1. Distribution and Probability

A Highway Patrol Officer is asked to measure how fast cars are travelling down a busy residential road for an entire week. It is thought that the speed limit of this road needs to be changed. The Patrol Officer find the speeds to be normally distributed with a mean of 48mph and a standard deviation of 5mph.

a) Draw the distribution and shade in the area that represents speeds greater than 45mph (Done). What proportion of cars are exceeding the speed limit of 45mph?(Need) Must show work and provide Zscore. (need)

b) Draw the distribution and shade in the are that represents the approximate 10% of car speeds (Done). The top 10% of cars are travelling greater than what speed?(Need)
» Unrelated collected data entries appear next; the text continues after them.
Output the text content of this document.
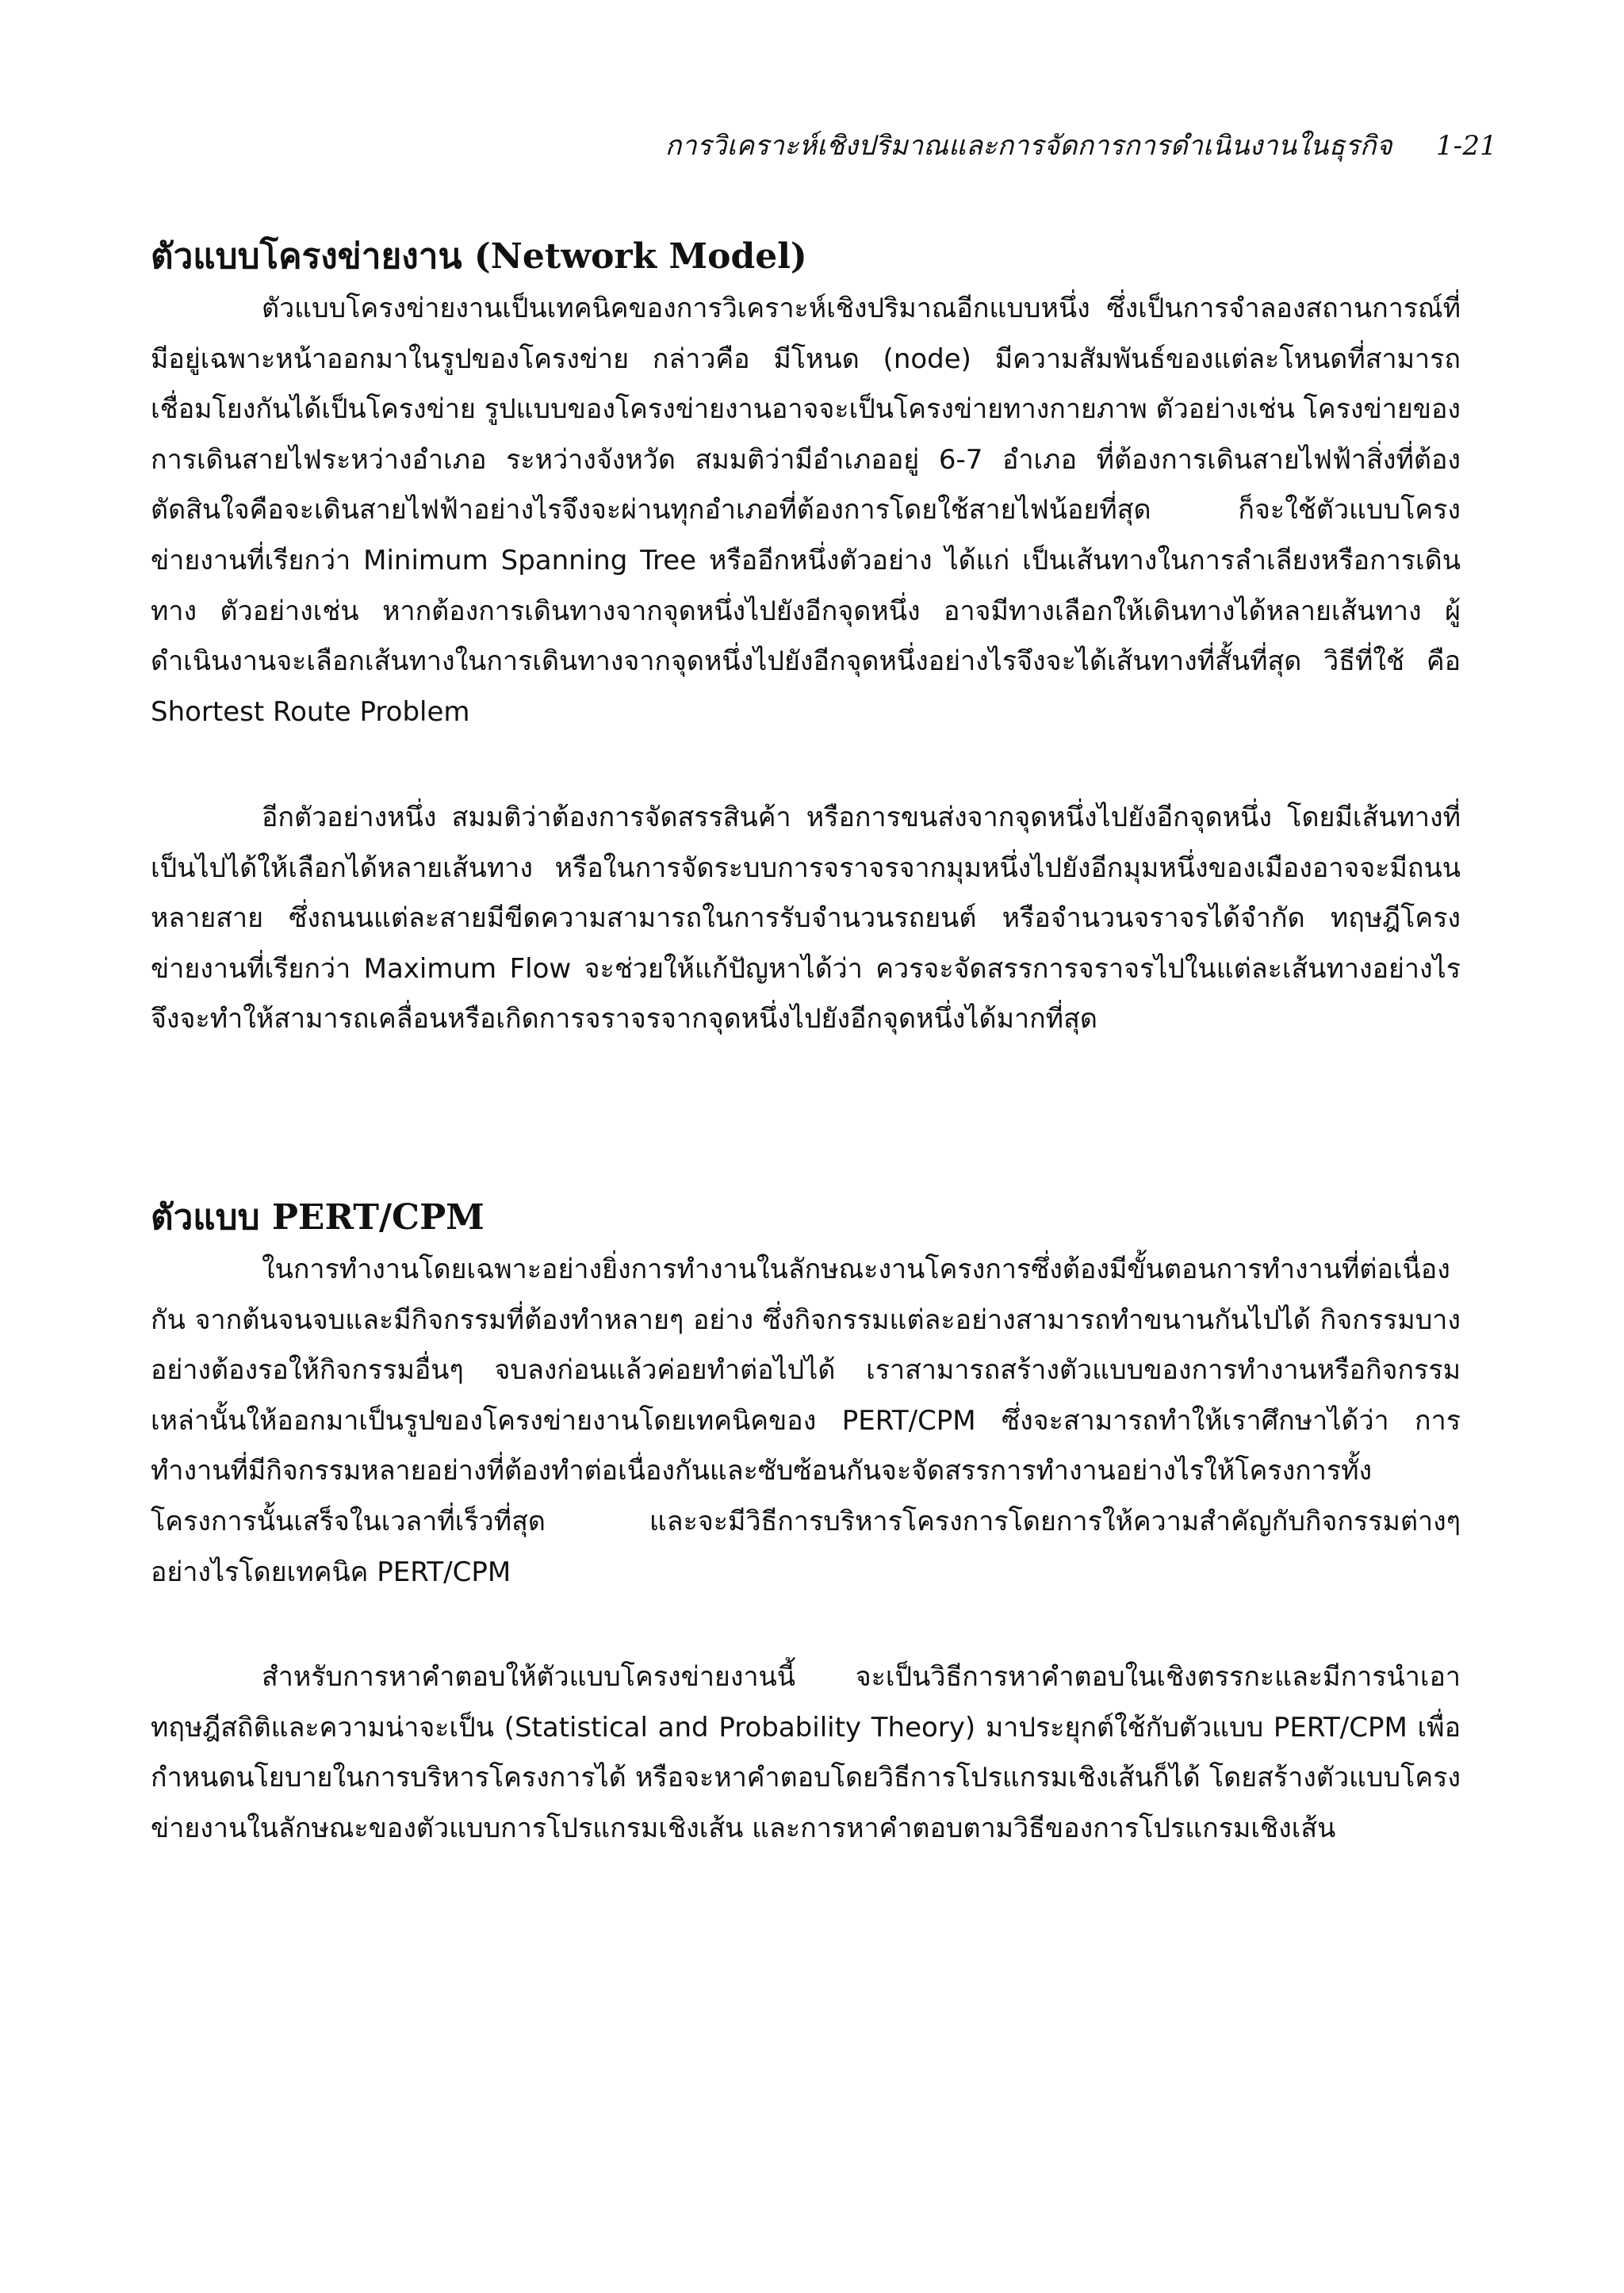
การวิเคราะห์เชิงปริมาณและการจัดการการดำเนินงานในธุรกิจ 1-21
ตัวแบบโครงข่ายงาน (Network Model)

ตัวแบบโครงข่ายงานเป็นเทคนิคของการวิเคราะห์เชิงปริมาณอีกแบบหนึ่ง ซึ่งเป็นการจำลองสถานการณ์ที่มีอยู่เฉพาะหน้าออกมาในรูปของโครงข่าย กล่าวคือ มีโหนด (node) มีความสัมพันธ์ของแต่ละโหนดที่สามารถเชื่อมโยงกันได้เป็นโครงข่าย รูปแบบของโครงข่ายงานอาจจะเป็นโครงข่ายทางกายภาพ ตัวอย่างเช่น โครงข่ายของการเดินสายไฟระหว่างอำเภอ ระหว่างจังหวัด สมมติว่ามีอำเภออยู่ 6-7 อำเภอ ที่ต้องการเดินสายไฟฟ้าสิ่งที่ต้องตัดสินใจคือจะเดินสายไฟฟ้าอย่างไรจึงจะผ่านทุกอำเภอที่ต้องการโดยใช้สายไฟน้อยที่สุด ก็จะใช้ตัวแบบโครงข่ายงานที่เรียกว่า Minimum Spanning Tree หรืออีกหนึ่งตัวอย่าง ได้แก่ เป็นเส้นทางในการลำเลียงหรือการเดินทาง ตัวอย่างเช่น หากต้องการเดินทางจากจุดหนึ่งไปยังอีกจุดหนึ่ง อาจมีทางเลือกให้เดินทางได้หลายเส้นทาง ผู้ดำเนินงานจะเลือกเส้นทางในการเดินทางจากจุดหนึ่งไปยังอีกจุดหนึ่งอย่างไรจึงจะได้เส้นทางที่สั้นที่สุด วิธีที่ใช้ คือ Shortest Route Problem

อีกตัวอย่างหนึ่ง สมมติว่าต้องการจัดสรรสินค้า หรือการขนส่งจากจุดหนึ่งไปยังอีกจุดหนึ่ง โดยมีเส้นทางที่เป็นไปได้ให้เลือกได้หลายเส้นทาง หรือในการจัดระบบการจราจรจากมุมหนึ่งไปยังอีกมุมหนึ่งของเมืองอาจจะมีถนนหลายสาย ซึ่งถนนแต่ละสายมีขีดความสามารถในการรับจำนวนรถยนต์ หรือจำนวนจราจรได้จำกัด ทฤษฎีโครงข่ายงานที่เรียกว่า Maximum Flow จะช่วยให้แก้ปัญหาได้ว่า ควรจะจัดสรรการจราจรไปในแต่ละเส้นทางอย่างไรจึงจะทำให้สามารถเคลื่อนหรือเกิดการจราจรจากจุดหนึ่งไปยังอีกจุดหนึ่งได้มากที่สุด

ตัวแบบ PERT/CPM

ในการทำงานโดยเฉพาะอย่างยิ่งการทำงานในลักษณะงานโครงการซึ่งต้องมีขั้นตอนการทำงานที่ต่อเนื่องกัน จากต้นจนจบและมีกิจกรรมที่ต้องทำหลายๆ อย่าง ซึ่งกิจกรรมแต่ละอย่างสามารถทำขนานกันไปได้ กิจกรรมบางอย่างต้องรอให้กิจกรรมอื่นๆ จบลงก่อนแล้วค่อยทำต่อไปได้ เราสามารถสร้างตัวแบบของการทำงานหรือกิจกรรมเหล่านั้นให้ออกมาเป็นรูปของโครงข่ายงานโดยเทคนิคของ PERT/CPM ซึ่งจะสามารถทำให้เราศึกษาได้ว่า การทำงานที่มีกิจกรรมหลายอย่างที่ต้องทำต่อเนื่องกันและซับซ้อนกันจะจัดสรรการทำงานอย่างไรให้โครงการทั้งโครงการนั้นเสร็จในเวลาที่เร็วที่สุด และจะมีวิธีการบริหารโครงการโดยการให้ความสำคัญกับกิจกรรมต่างๆ อย่างไรโดยเทคนิค PERT/CPM

สำหรับการหาคำตอบให้ตัวแบบโครงข่ายงานนี้ จะเป็นวิธีการหาคำตอบในเชิงตรรกะและมีการนำเอาทฤษฎีสถิติและความน่าจะเป็น (Statistical and Probability Theory) มาประยุกต์ใช้กับตัวแบบ PERT/CPM เพื่อกำหนดนโยบายในการบริหารโครงการได้ หรือจะหาคำตอบโดยวิธีการโปรแกรมเชิงเส้นก็ได้ โดยสร้างตัวแบบโครงข่ายงานในลักษณะของตัวแบบการโปรแกรมเชิงเส้น และการหาคำตอบตามวิธีของการโปรแกรมเชิงเส้น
2. Re: Distribution and Probability

If it is normally distributed, then 50% of drivers are traveling at speeds of 48mph or greater. The cutoff point is 0.6 standard deviations from the mean $\displaystyle \left(48-45 = 3\text{ and }\dfrac{3}{5} = 0.6\right)$. So, use that to find the percent of people driving greater than 45 mph. In other words, find the z-score that is associated to that number of standard deviations from the mean.

For (b), again, this is based on numbers of standard deviations. If you want the top 10%, find how many standard deviations that is equal to, multiply that number by 5, and add it to 48.

3. Re: Distribution and Probability

How would you find the standard deviations it is equal to for B?